Pick the lowest mode that can answer the user's question. If unsure, default to balanced. If the user explicitly asks for "thorough" / "detailed visual analysis" / "find every instance of X on screen", use accurate.
Time format: SS, MM:SS, or HH:MM:SS.
Workflow
- Run the script. The output is a markdown summary with metadata, transcript (if available), and a list of frame paths with timestamps.
- Read the transcript first. It's already in your context — that alone often answers the question. For 80%+ of questions about videos with a transcript (captions or whisper output), it's sufficient.
- Read frames selectively. The frame list is an index, not a directive to read them all. Use the Read tool only on the frames you actually need:
- "What is the speaker wearing?" → read 1-2 frames near the start
- "What does the slide at 3:42 say?" → read the single frame closest to 3:42
- "Describe the visuals throughout" → read every 4th frame or so
- Vision-only mode (no transcript) → start with ~6-8 evenly-spaced frames, then drill in
- Answer the user's question. Cite timestamps from the transcript or frames when relevant: "At [02:14], …".
- Clean up. When done with the conversation about this video, delete the work directory shown at the bottom of the summary:
rm -rf <work_dir>.
Token discipline
Reading a frame costs ~1k tokens (low-res mode for 384px) to ~1.5k+ for higher resolutions. Don't load all frames if the transcript answers the question.
If a video is over ~15 minutes, prefer narrowing with --start/--end before running the script, especially if the user asked about a specific segment.
Examples
User: "Summarize https://youtu.be/abc123"
python3 <skill-dir>/scripts/watch.py "https://youtu.be/abc123"
Read transcript, summarize. Don't load any frames unless the user asks about visuals.
User: "What's on the slide at 5:30 in this talk: <url>"
python3 <skill-dir>/scripts/watch.py "<url>" --start 5:00 --end 6:00 --resolution 768
Find the frame closest to 5:30 in the output, read it, transcribe slide contents.
User: "Describe what happens in the last 30s of /Users/me/clip.mp4"
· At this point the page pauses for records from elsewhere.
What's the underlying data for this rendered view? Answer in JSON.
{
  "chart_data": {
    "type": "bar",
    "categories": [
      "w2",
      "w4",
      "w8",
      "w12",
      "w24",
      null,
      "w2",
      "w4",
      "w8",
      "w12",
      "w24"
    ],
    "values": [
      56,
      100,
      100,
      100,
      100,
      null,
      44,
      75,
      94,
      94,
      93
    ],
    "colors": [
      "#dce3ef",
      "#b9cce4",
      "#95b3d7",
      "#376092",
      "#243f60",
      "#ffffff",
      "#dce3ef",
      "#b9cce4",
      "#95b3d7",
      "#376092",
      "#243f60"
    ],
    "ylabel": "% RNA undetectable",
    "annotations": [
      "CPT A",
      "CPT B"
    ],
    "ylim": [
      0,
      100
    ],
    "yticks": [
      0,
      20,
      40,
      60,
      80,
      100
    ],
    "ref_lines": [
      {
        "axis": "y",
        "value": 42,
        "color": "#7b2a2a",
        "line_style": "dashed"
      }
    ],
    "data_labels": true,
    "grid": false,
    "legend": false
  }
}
python3 <skill-dir>/scripts/watch.py /Users/me/clip.mp4 --start <duration-30s>
(First run with no --start to see the duration if unknown, then re-run.)
Setup
watch.py auto-installs ffmpeg, yt-dlp, and whisper.cpp on first run via the bundled setup.sh (Homebrew on macOS, apt/dnf/pacman + source build on Linux). You don't need to run anything manually.
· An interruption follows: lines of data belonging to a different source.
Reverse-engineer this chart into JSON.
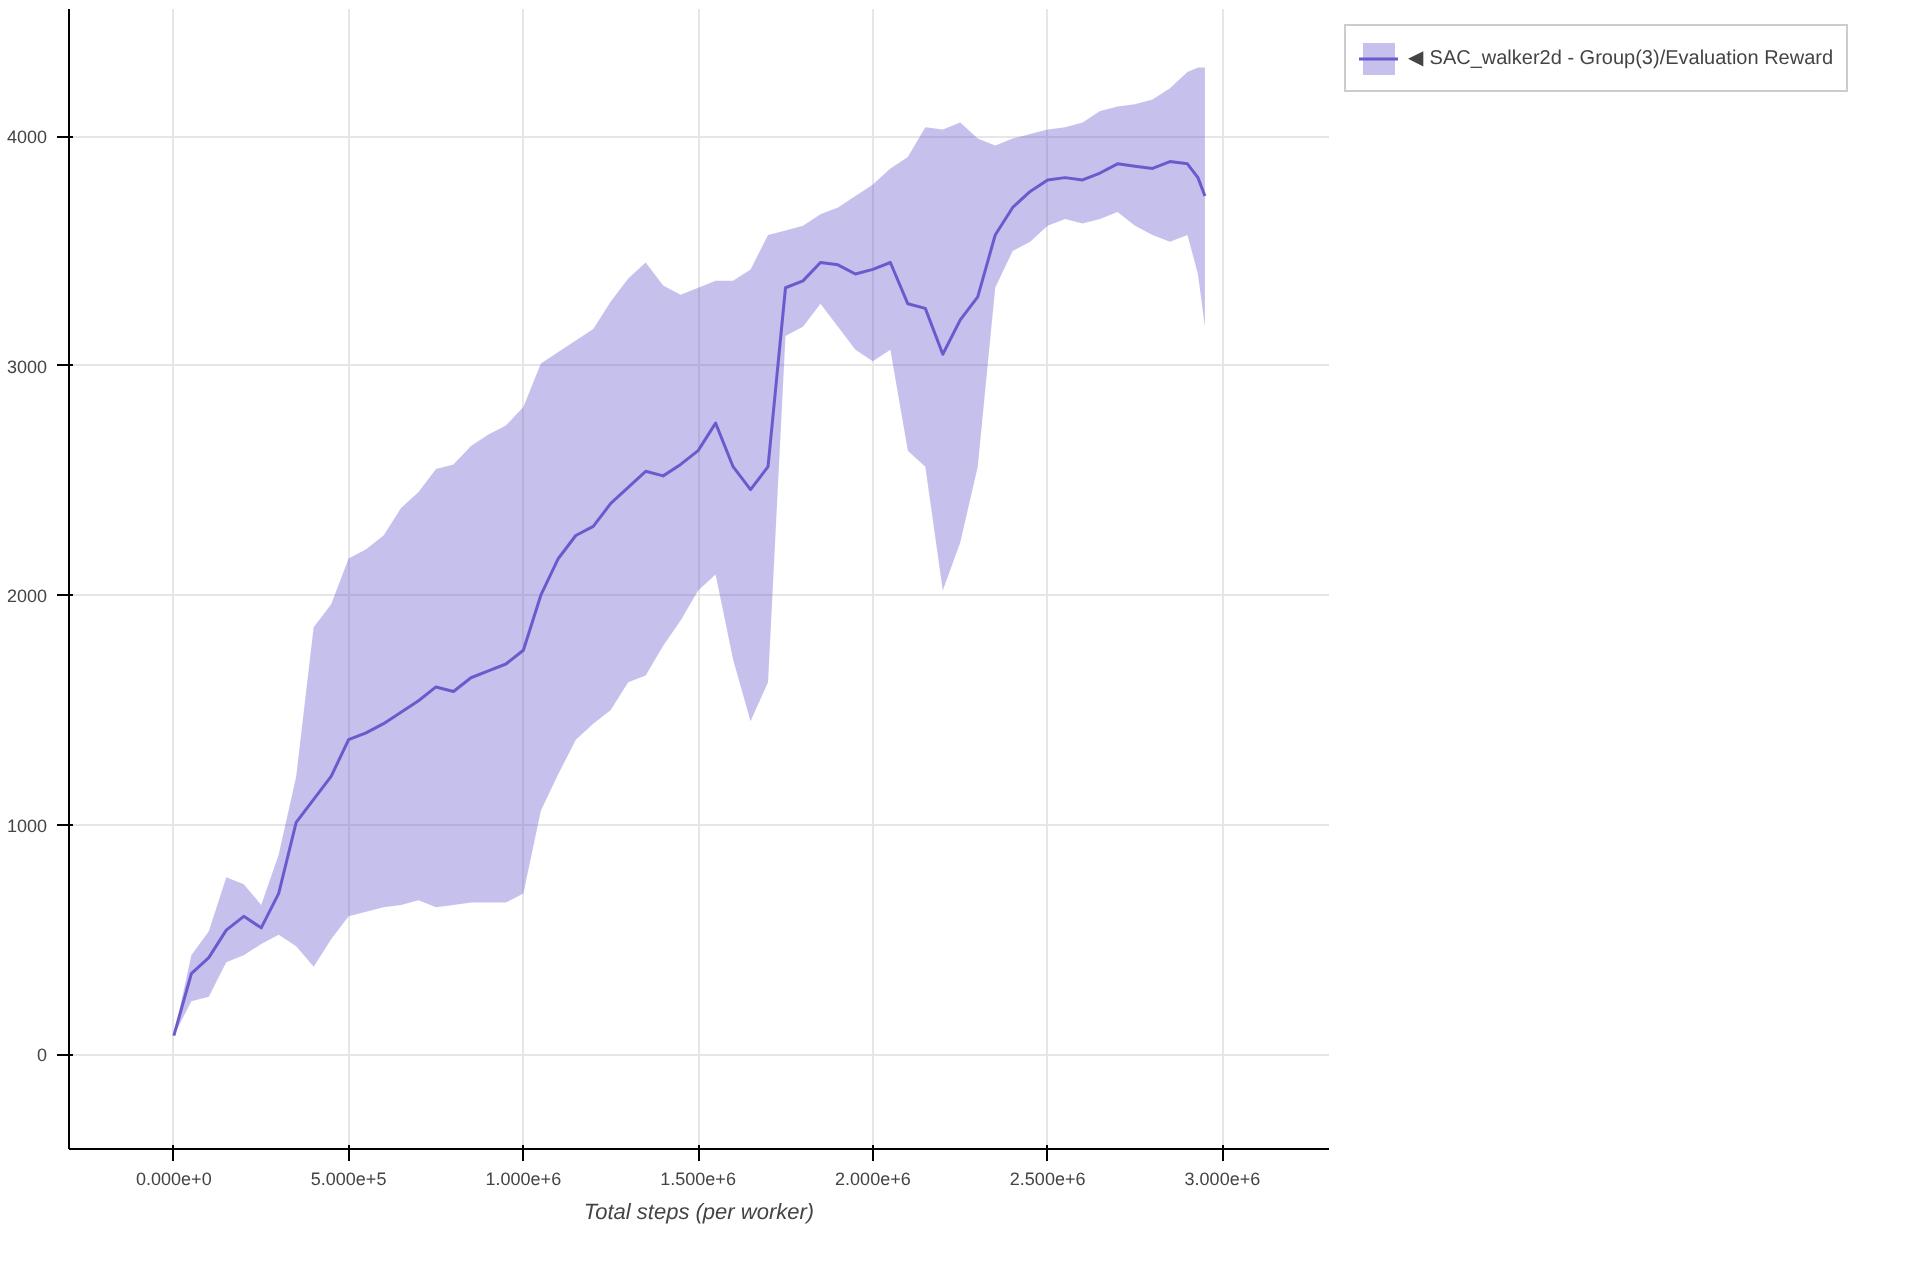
{
  "chart_data": {
    "type": "line",
    "xlabel": "Total steps (per worker)",
    "x": [
      0,
      50000,
      100000,
      150000,
      200000,
      250000,
      300000,
      350000,
      400000,
      450000,
      500000,
      550000,
      600000,
      650000,
      700000,
      750000,
      800000,
      850000,
      900000,
      950000,
      1000000,
      1050000,
      1100000,
      1150000,
      1200000,
      1250000,
      1300000,
      1350000,
      1400000,
      1450000,
      1500000,
      1550000,
      1600000,
      1650000,
      1700000,
      1750000,
      1800000,
      1850000,
      1900000,
      1950000,
      2000000,
      2050000,
      2100000,
      2150000,
      2200000,
      2250000,
      2300000,
      2350000,
      2400000,
      2450000,
      2500000,
      2550000,
      2600000,
      2650000,
      2700000,
      2750000,
      2800000,
      2850000,
      2900000,
      2930000,
      2950000
    ],
    "series": [
      {
        "name": "◀ SAC_walker2d - Group(3)/Evaluation Reward",
        "color": "#6a5acd",
        "values": [
          80,
          350,
          420,
          540,
          600,
          550,
          700,
          1010,
          1110,
          1210,
          1370,
          1400,
          1440,
          1490,
          1540,
          1600,
          1580,
          1640,
          1670,
          1700,
          1760,
          2000,
          2160,
          2260,
          2300,
          2400,
          2470,
          2540,
          2520,
          2570,
          2630,
          2750,
          2560,
          2460,
          2560,
          3340,
          3370,
          3450,
          3440,
          3400,
          3420,
          3450,
          3270,
          3250,
          3050,
          3200,
          3300,
          3570,
          3690,
          3760,
          3810,
          3820,
          3810,
          3840,
          3880,
          3870,
          3860,
          3890,
          3880,
          3820,
          3740
        ],
        "lower": [
          80,
          230,
          250,
          400,
          430,
          480,
          520,
          470,
          380,
          500,
          600,
          620,
          640,
          650,
          670,
          640,
          650,
          660,
          660,
          660,
          700,
          1060,
          1220,
          1370,
          1440,
          1500,
          1620,
          1650,
          1780,
          1890,
          2020,
          2090,
          1720,
          1450,
          1620,
          3130,
          3170,
          3270,
          3170,
          3070,
          3020,
          3070,
          2630,
          2560,
          2020,
          2230,
          2560,
          3340,
          3500,
          3540,
          3610,
          3640,
          3620,
          3640,
          3670,
          3610,
          3570,
          3540,
          3570,
          3400,
          3170
        ],
        "upper": [
          80,
          430,
          535,
          770,
          740,
          650,
          870,
          1210,
          1860,
          1960,
          2160,
          2200,
          2260,
          2380,
          2450,
          2550,
          2570,
          2650,
          2700,
          2740,
          2820,
          3010,
          3060,
          3110,
          3160,
          3280,
          3380,
          3450,
          3350,
          3310,
          3340,
          3370,
          3370,
          3420,
          3570,
          3590,
          3610,
          3660,
          3690,
          3740,
          3790,
          3860,
          3910,
          4040,
          4030,
          4060,
          3990,
          3960,
          3990,
          4010,
          4030,
          4040,
          4060,
          4110,
          4130,
          4140,
          4160,
          4210,
          4280,
          4300,
          4300
        ]
      }
    ],
    "xlim": [
      -300000,
      3305000
    ],
    "xticks": [
      {
        "value": 0,
        "label": "0.000e+0"
      },
      {
        "value": 500000,
        "label": "5.000e+5"
      },
      {
        "value": 1000000,
        "label": "1.000e+6"
      },
      {
        "value": 1500000,
        "label": "1.500e+6"
      },
      {
        "value": 2000000,
        "label": "2.000e+6"
      },
      {
        "value": 2500000,
        "label": "2.500e+6"
      },
      {
        "value": 3000000,
        "label": "3.000e+6"
      }
    ],
    "ylim": [
      -414,
      4555
    ],
    "yticks": [
      0,
      1000,
      2000,
      3000,
      4000
    ],
    "grid": true,
    "legend": "top right"
  }
}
The first caption-less video also triggers a one-time ~140MB model download to ~/.cache/watch-yt/models/. Subsequent runs reuse it.
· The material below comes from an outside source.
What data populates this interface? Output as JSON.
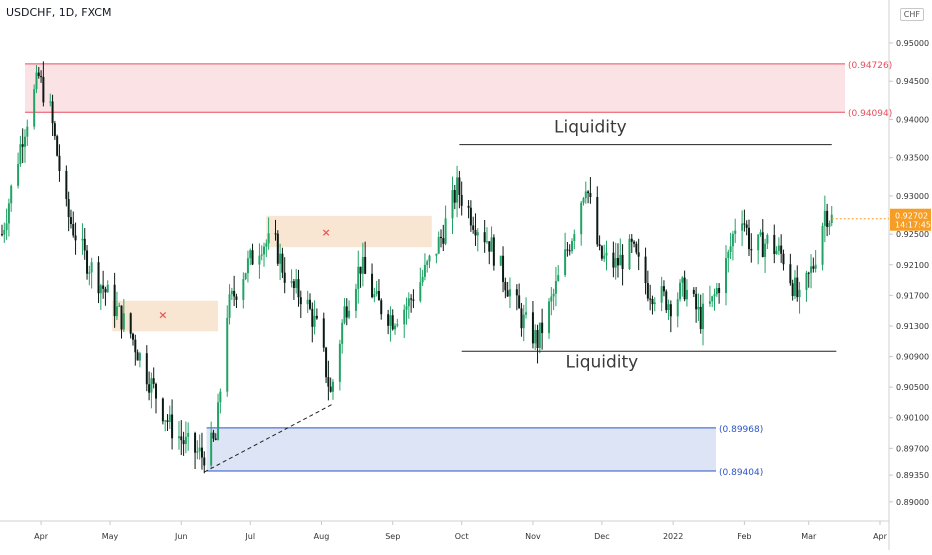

If auto-install fails (e.g., Homebrew missing on macOS, no build tools on Linux), the script prints the actual error — relay it to the user and tell them how to fix it (install Homebrew from https://brew.sh, or install git/cmake/g++ via their package manager). Don't try to bypass with --no-install unless the user asks. Transcription gracefully degrades: if whisper.cpp is unavailable, captioned videos still work and uncaptioned ones fall back to vision-only.